Talk about standing out.
The first American to win an Olympic medal in women’s judo, Ronda Rousey has transformed women’s MMA on the international field of sports. The fight with Sara I did go on to watch was the main event of the night, the other matches all men. Unheard of. Can you imagine men flocking to watch women’s basketball or soccer? But flock they did to catch the Olympiads, “two elite athletes in their prime.” The commentator said of Ronda, “She’s beautiful, she’s bad. Her skill is unparalleled. With no losses, she’s the perfect face of MMA.” Sara was the greatest challenge Ronda had faced in her career up ’til then and she had no plans to give away her title. “Have you ever lost in the Olympics? My mom was the world champion in Judo and she was the first American to ever do it and I had my shot to be like my mom [at] the world championships in Judo and I lost. It feels like dying to me. I’d rather die,” she said on Showtime recently. It isn’t just her drive and record that set Ronda apart. She’s Drama Queen. Known as a polarizing figure, you love this villain or hate her. And people don’t want you staying at the top, not when the world is your footstool.
So what happened with her and Sara?
It was vicious from the get-go. No feeling each other out, as I’ve seen with 170 pounds of male muscle. Sara gave Ronda a run for her money but in a sudden turn of events went down in the fastest knockout in history. After throwing a series of ground strikes, Ronda kneed her in the liver. Sara just went limp and the referee called it out to keep her from further injury. The glare Ronda had painted on broke into a sweet smile of exultation and Sara looked to be holding back tears. Female tears. The fighting wasn’t over; she had to stonewall the tenderness that makes her a woman, in a cage (we call the octagon) no less. Sara managed to compose herself and answered into the mike with clear answers and a smile. It was her own fault: “I should’ve gotten off the cage [wall] faster. I wouldn’t have gotten kneed.” Excuses are lame and owning up is noble but — an apology? I’ve not watched that many men fight but have yet to hear them apologize for losing.

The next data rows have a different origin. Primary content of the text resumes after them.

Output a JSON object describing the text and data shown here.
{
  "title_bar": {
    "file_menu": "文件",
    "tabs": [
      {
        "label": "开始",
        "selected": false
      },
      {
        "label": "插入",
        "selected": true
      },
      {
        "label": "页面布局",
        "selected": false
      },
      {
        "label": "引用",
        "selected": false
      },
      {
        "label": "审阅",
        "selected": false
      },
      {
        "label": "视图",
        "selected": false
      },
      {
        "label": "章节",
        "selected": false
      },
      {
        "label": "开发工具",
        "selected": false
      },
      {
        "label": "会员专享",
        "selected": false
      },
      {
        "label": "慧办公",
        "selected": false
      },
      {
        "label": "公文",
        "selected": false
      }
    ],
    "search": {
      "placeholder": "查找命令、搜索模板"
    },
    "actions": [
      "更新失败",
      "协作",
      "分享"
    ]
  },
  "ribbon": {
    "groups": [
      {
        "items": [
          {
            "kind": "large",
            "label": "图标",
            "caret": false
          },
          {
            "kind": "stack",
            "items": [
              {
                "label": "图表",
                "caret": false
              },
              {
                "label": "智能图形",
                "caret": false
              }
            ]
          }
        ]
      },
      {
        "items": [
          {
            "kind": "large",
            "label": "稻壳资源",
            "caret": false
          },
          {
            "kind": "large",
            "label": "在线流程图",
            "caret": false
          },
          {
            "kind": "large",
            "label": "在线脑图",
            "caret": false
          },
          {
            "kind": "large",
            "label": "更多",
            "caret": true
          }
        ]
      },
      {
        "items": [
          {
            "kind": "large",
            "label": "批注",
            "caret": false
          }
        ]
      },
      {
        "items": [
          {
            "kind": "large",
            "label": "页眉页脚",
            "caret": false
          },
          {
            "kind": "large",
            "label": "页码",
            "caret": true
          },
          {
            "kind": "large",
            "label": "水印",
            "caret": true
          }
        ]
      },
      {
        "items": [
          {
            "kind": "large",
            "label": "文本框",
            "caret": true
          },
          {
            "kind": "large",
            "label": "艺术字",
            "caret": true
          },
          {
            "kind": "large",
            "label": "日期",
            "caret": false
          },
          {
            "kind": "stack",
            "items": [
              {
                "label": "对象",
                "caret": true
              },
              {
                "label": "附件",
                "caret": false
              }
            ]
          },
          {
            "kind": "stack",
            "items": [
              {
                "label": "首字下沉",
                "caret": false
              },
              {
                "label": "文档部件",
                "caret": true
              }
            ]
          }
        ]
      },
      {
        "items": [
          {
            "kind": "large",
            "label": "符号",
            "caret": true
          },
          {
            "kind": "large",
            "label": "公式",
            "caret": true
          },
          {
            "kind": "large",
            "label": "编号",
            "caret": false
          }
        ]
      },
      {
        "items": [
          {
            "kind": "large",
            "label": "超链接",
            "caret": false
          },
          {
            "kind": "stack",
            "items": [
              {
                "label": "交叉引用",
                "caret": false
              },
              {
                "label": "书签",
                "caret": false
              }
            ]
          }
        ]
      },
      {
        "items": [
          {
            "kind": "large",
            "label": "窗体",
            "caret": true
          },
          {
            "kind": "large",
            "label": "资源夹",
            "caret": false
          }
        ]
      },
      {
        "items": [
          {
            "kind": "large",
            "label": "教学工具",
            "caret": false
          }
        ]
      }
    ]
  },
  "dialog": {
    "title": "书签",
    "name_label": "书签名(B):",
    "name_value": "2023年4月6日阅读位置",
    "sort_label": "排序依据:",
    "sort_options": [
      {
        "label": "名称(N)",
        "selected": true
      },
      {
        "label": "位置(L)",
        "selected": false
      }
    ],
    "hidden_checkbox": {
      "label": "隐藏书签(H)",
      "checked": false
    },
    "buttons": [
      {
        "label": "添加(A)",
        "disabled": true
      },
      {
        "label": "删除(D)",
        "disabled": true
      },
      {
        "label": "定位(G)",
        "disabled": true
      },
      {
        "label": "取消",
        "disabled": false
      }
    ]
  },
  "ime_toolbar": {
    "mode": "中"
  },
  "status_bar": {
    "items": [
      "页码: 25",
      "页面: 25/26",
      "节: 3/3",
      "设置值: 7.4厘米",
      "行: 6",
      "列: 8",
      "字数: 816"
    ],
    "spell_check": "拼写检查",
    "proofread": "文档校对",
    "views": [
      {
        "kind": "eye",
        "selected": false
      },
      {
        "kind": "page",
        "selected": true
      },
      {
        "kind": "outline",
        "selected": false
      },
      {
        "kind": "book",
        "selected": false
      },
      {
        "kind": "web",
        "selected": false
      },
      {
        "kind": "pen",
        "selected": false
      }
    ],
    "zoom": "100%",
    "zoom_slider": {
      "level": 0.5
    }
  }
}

It was an interesting, puzzling end to a cliff-hanger of a fight. How we handle defeat and aching disappointment. While my own sense of fulfillment grows from the things I labor over successfully, my sense of worth is not tied up in what I can and cannot achieve. At the same time, what’s hair-raising about a high-profile competition is you win all or lose all. Whether you miss by a hairsbreadth or a freefall, you staked everything and that is what you feel you’ve lost. Where does our fear of not measuring up come from? Did your upbringing feed your need to prove yourself? The commentator said, “There’s a big difference between wanting and needing to win.” Your thoughts?